During the 1970s, a schism in the LeBaron family set off a war that led to the murders of at least 33 people, mostly family members. LeBaron died in prison in 1981 but left a hit list of ex-followers marked for death.
Mark Chynoweth and his brother Duane were on that list. They split with the cult and moved to Houston to start new lives. On that June afternoon in 1988, Mark was gunned down at his appliance shop and Duane was lured to a vacant house and murdered. Tragically, Duane’s 8-year-old daughter was also killed.
The murders stunned Houston and galvanized law enforcement. Sixteen detectives were assigned to the case. The investigators energized by Jenny's death.
“They were all horrible crimes,” said Holland. “They were the last in a string of many horrible crimes, but the fact that an 8-year-old girl was the last victim, yeah, that stuck.”

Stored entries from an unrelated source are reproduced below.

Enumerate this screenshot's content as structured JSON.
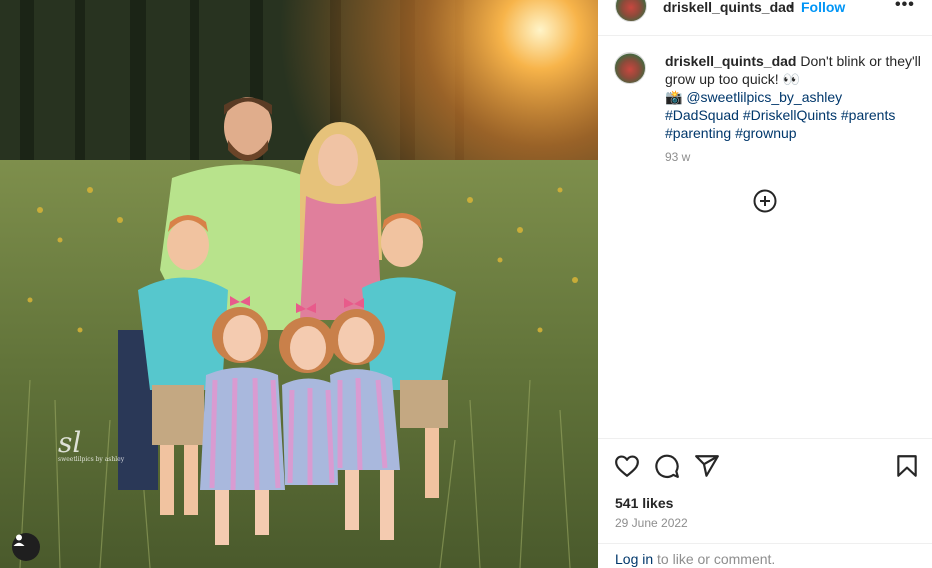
{
  "post": {
    "username": "driskell_quints_dad",
    "dot": "•",
    "follow_label": "Follow",
    "more_label": "•••",
    "caption": {
      "username": "driskell_quints_dad",
      "text": " Don't blink or they'll grow up too quick! 👀",
      "camera": "📸",
      "mention": "@sweetlilpics_by_ashley",
      "hashtags": [
        "#DadSquad",
        "#DriskellQuints",
        "#parents",
        "#parenting",
        "#grownup"
      ]
    },
    "time_ago": "93 w",
    "likes": "541 likes",
    "date": "29 June 2022",
    "comment_login": "Log in",
    "comment_rest": " to like or comment.",
    "photo_watermark": "sweetlilpics by ashley"
  },
  "icons": {
    "like": "heart-icon",
    "comment": "comment-icon",
    "share": "share-icon",
    "save": "bookmark-icon",
    "add_comment": "plus-circle-icon",
    "user_tag": "user-icon"
  },
  "colors": {
    "link": "#00376b",
    "follow": "#0095f6",
    "muted": "#8e8e8e"
  }
}
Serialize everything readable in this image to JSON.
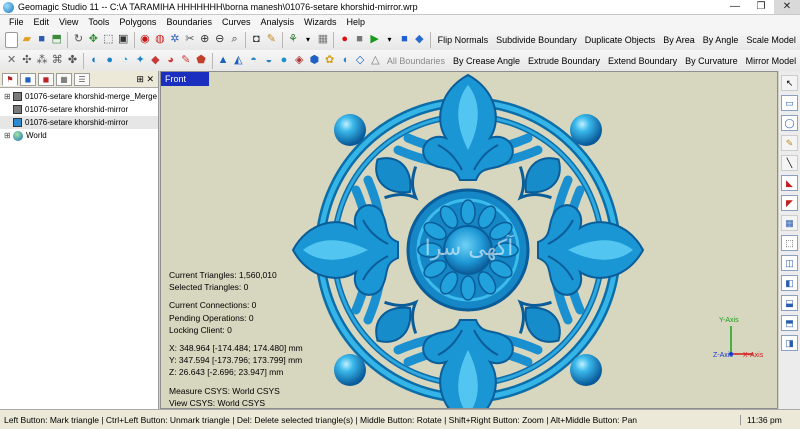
{
  "window": {
    "title": "Geomagic Studio 11 -- C:\\A TARAMIHA HHHHHHH\\borna manesh\\01076-setare khorshid-mirror.wrp",
    "minimize": "—",
    "maximize": "❐",
    "close": "✕"
  },
  "menu": [
    "File",
    "Edit",
    "View",
    "Tools",
    "Polygons",
    "Boundaries",
    "Curves",
    "Analysis",
    "Wizards",
    "Help"
  ],
  "toolbar1": {
    "commands": [
      "Flip Normals",
      "Subdivide Boundary",
      "Duplicate Objects",
      "By Area",
      "By Angle",
      "Scale Model"
    ]
  },
  "toolbar2": {
    "disabled_command": "All Boundaries",
    "commands": [
      "By Crease Angle",
      "Extrude Boundary",
      "Extend Boundary",
      "By Curvature",
      "Mirror Model"
    ]
  },
  "model_tree": {
    "items": [
      {
        "label": "01076-setare khorshid-merge_Merge",
        "icon": "mesh-icon"
      },
      {
        "label": "01076-setare khorshid-mirror",
        "icon": "mesh-icon"
      },
      {
        "label": "01076-setare khorshid-mirror",
        "icon": "mesh-icon"
      },
      {
        "label": "World",
        "icon": "globe-icon"
      }
    ]
  },
  "viewport": {
    "view_name": "Front",
    "current_triangles": "Current Triangles: 1,560,010",
    "selected_triangles": "Selected Triangles: 0",
    "current_connections": "Current Connections: 0",
    "pending_operations": "Pending Operations: 0",
    "locking_client": "Locking Client: 0",
    "x_coord": "X: 348.964 [-174.484; 174.480] mm",
    "y_coord": "Y: 347.594 [-173.796; 173.799] mm",
    "z_coord": "Z: 26.643 [-2.696; 23.947] mm",
    "measure_csys": "Measure CSYS: World CSYS",
    "view_csys": "View CSYS: World CSYS",
    "watermark": "آکهی سرا",
    "axis_y": "Y-Axis",
    "axis_z": "Z-Axis",
    "axis_x": "X-Axis",
    "model_color": "#1a9fd8"
  },
  "statusbar": {
    "hint": "Left Button: Mark triangle | Ctrl+Left Button: Unmark triangle | Del: Delete selected triangle(s) | Middle Button: Rotate | Shift+Right Button: Zoom | Alt+Middle Button: Pan",
    "time": "11:36 pm"
  }
}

Investigators quickly identified potential suspects, and two weeks later, there was a break in the case when six cult members they were seeking were arrested in Phoenix on auto theft charges. No one would talk, but investigators got another break when family member Cynthia LeBaron, fearing for her own life, came forward to name names.
“She was part of the group actually involved in the homicides in Houston, along with sister Natasha LeBaron,” said Clark. “What had occurred since then is that they had killed Natasha LeBaron in Mexico, so Cynthia became concerned that, 'My goodness. I might be next on the list. I'm out of here,' and came forward at that time.”
It would be 2011 before all of the suspects were rounded up and prosecuted.